64sNewName · 17/02/2020 21:06

He’s got a habit of commenting inappropriately on the OP’s appearance, staring at her and now he has moved on to touching her. He’s trampling all over normal boundaries, and she feels creeped out, yet some people are still saying “poor guy”?

Ffs

stayingontherail · 17/02/2020 21:07

@bookmum08 he’s only doing it to the women so likely isn’t just trying to make friends, he’s hitting on women. He’s joined a gym, not a dating agency or social club. The women should be able to use the gym without having to deal with some guy hitting on them or otherwise behaving in a way they find creepy.

bookmum08 · 17/02/2020 21:17

So what social places are acceptable for people (male or female) to go to if they are interested in trying to find friends or potential girlfriend/boyfriend? Maybe this guy is a creepy perv or maybe not. I don't know. But talking to the females at a gym and chatting to them online doesn't scream 'perv' to me. Just a normal guy.

stayingontherail · 17/02/2020 21:23

@bookmum Pub, online dating, speed dating, singles events, meet-up groups that specifically state socialising. There are literally loads of options. If the op is getting creepy vibes, then that’s what matters most, not his intentions.
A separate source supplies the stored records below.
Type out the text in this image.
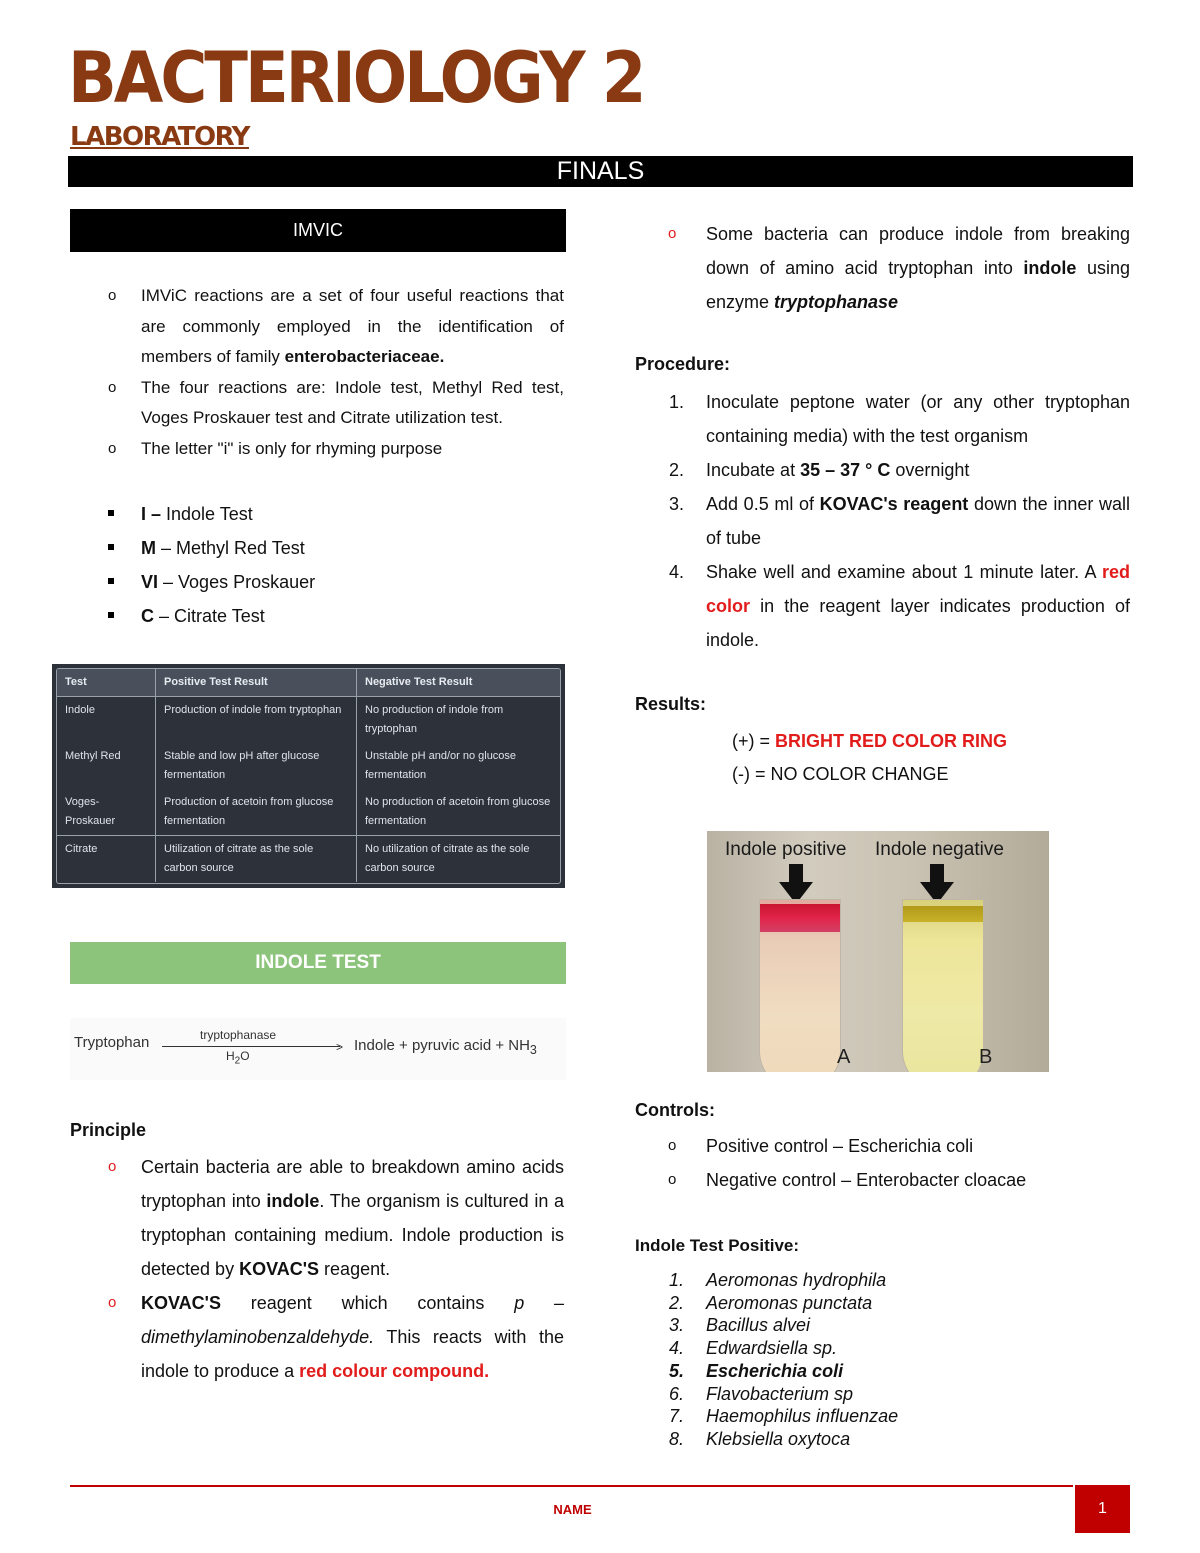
BACTERIOLOGY 2
LABORATORY
FINALS
IMVIC
o IMViC reactions are a set of four useful reactions that are commonly employed in the identification of members of family enterobacteriaceae.
o The four reactions are: Indole test, Methyl Red test, Voges Proskauer test and Citrate utilization test.
o The letter "i" is only for rhyming purpose
I – Indole Test
M – Methyl Red Test
VI – Voges Proskauer
C – Citrate Test
Test	Positive Test Result	Negative Test Result
Indole	Production of indole from tryptophan	No production of indole from tryptophan
Methyl Red	Stable and low pH after glucose fermentation	Unstable pH and/or no glucose fermentation
Voges-Proskauer	Production of acetoin from glucose fermentation	No production of acetoin from glucose fermentation
Citrate	Utilization of citrate as the sole carbon source	No utilization of citrate as the sole carbon source
INDOLE TEST
Tryptophan	tryptophanase
>
$H_2O$
Indole + pyruvic acid + $NH_3$
Principle
o Certain bacteria are able to breakdown amino acids tryptophan into indole. The organism is cultured in a tryptophan containing medium. Indole production is detected by KOVAC'S reagent.
o KOVAC'S reagent which contains p – dimethylaminobenzaldehyde. This reacts with the indole to produce a red colour compound.
o Some bacteria can produce indole from breaking down of amino acid tryptophan into indole using enzyme tryptophanase
Procedure:
1. Inoculate peptone water (or any other tryptophan containing media) with the test organism
2. Incubate at 35 – 37 ° C overnight
3. Add 0.5 ml of KOVAC's reagent down the inner wall of tube
4. Shake well and examine about 1 minute later. A red color in the reagent layer indicates production of indole.
Results:
(+) = BRIGHT RED COLOR RING
(-) = NO COLOR CHANGE
Indole positive Indole negative
A	B
Controls:
o Positive control – Escherichia coli
o Negative control – Enterobacter cloacae
Indole Test Positive:
1. Aeromonas hydrophila
2. Aeromonas punctata
3. Bacillus alvei
4. Edwardsiella sp.
5. Escherichia coli
6. Flavobacterium sp
7. Haemophilus influenzae
8. Klebsiella oxytoca
NAME	1
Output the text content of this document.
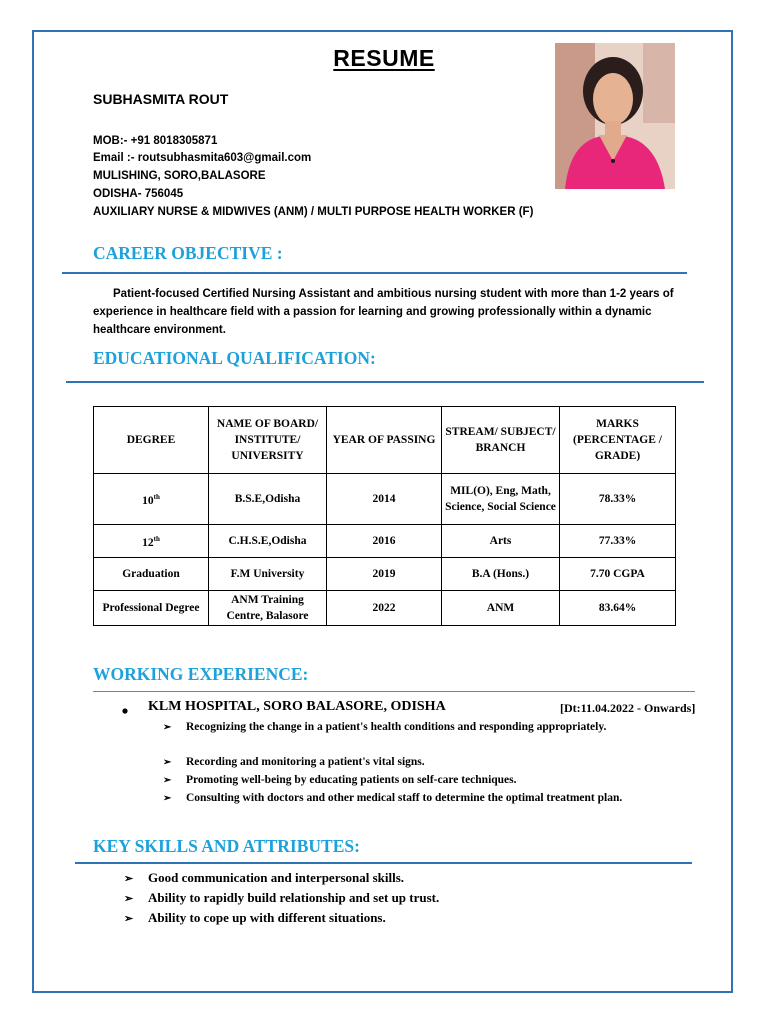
RESUME
SUBHASMITA ROUT
MOB:- +91 8018305871
Email :- routsubhasmita603@gmail.com
MULISHING, SORO,BALASORE
ODISHA- 756045
AUXILIARY NURSE & MIDWIVES (ANM) / MULTI PURPOSE HEALTH WORKER (F)
CAREER OBJECTIVE :
Patient-focused Certified Nursing Assistant and ambitious nursing student with more than 1-2 years of experience in healthcare field with a passion for learning and growing professionally within a dynamic healthcare environment.
EDUCATIONAL QUALIFICATION:
DEGREE	NAME OF BOARD/ INSTITUTE/ UNIVERSITY	YEAR OF PASSING	STREAM/ SUBJECT/ BRANCH	MARKS (PERCENTAGE / GRADE)
10th	B.S.E,Odisha	2014	MIL(O), Eng, Math, Science, Social Science	78.33%
12th	C.H.S.E,Odisha	2016	Arts	77.33%
Graduation	F.M University	2019	B.A (Hons.)	7.70 CGPA
Professional Degree	ANM Training Centre, Balasore	2022	ANM	83.64%
WORKING EXPERIENCE:
KLM HOSPITAL, SORO BALASORE, ODISHA	[Dt:11.04.2022 - Onwards]
➢ Recognizing the change in a patient's health conditions and responding appropriately.
➢ Recording and monitoring a patient's vital signs.
➢ Promoting well-being by educating patients on self-care techniques.
➢ Consulting with doctors and other medical staff to determine the optimal treatment plan.
KEY SKILLS AND ATTRIBUTES:
➢ Good communication and interpersonal skills.
➢ Ability to rapidly build relationship and set up trust.
➢ Ability to cope up with different situations.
bookmum08 · 17/02/2020 21:24

Sorry if people are being a bit offended by what I wrote but lately all I seem to read on mumsnet is 'all blokes are pervs and /or useless'.
This place seems to be getting more and more anti man.
Apologies to you OP. Obviously you know the situation more than us randoms on the internet.

ManonBlackbeak · 17/02/2020 21:32

I think if he were there to make friends then he’d be chatting to the men at the gym as well. He’s not, and it does seem to be targeted towards us women.

It might just be that he’s very socially awkward, his social skills do seem very poor however it just makes me feel really creeped out and uncomfortable.

OP posts:
YourVagesty · 17/02/2020 21:38

Really hate this creepy behaviour. As soon as a guy acts like this, shut him down and don't feel guilty. Don't let them latch on, they'll stalk the fuck out of you and there's little you can do about it, realistically.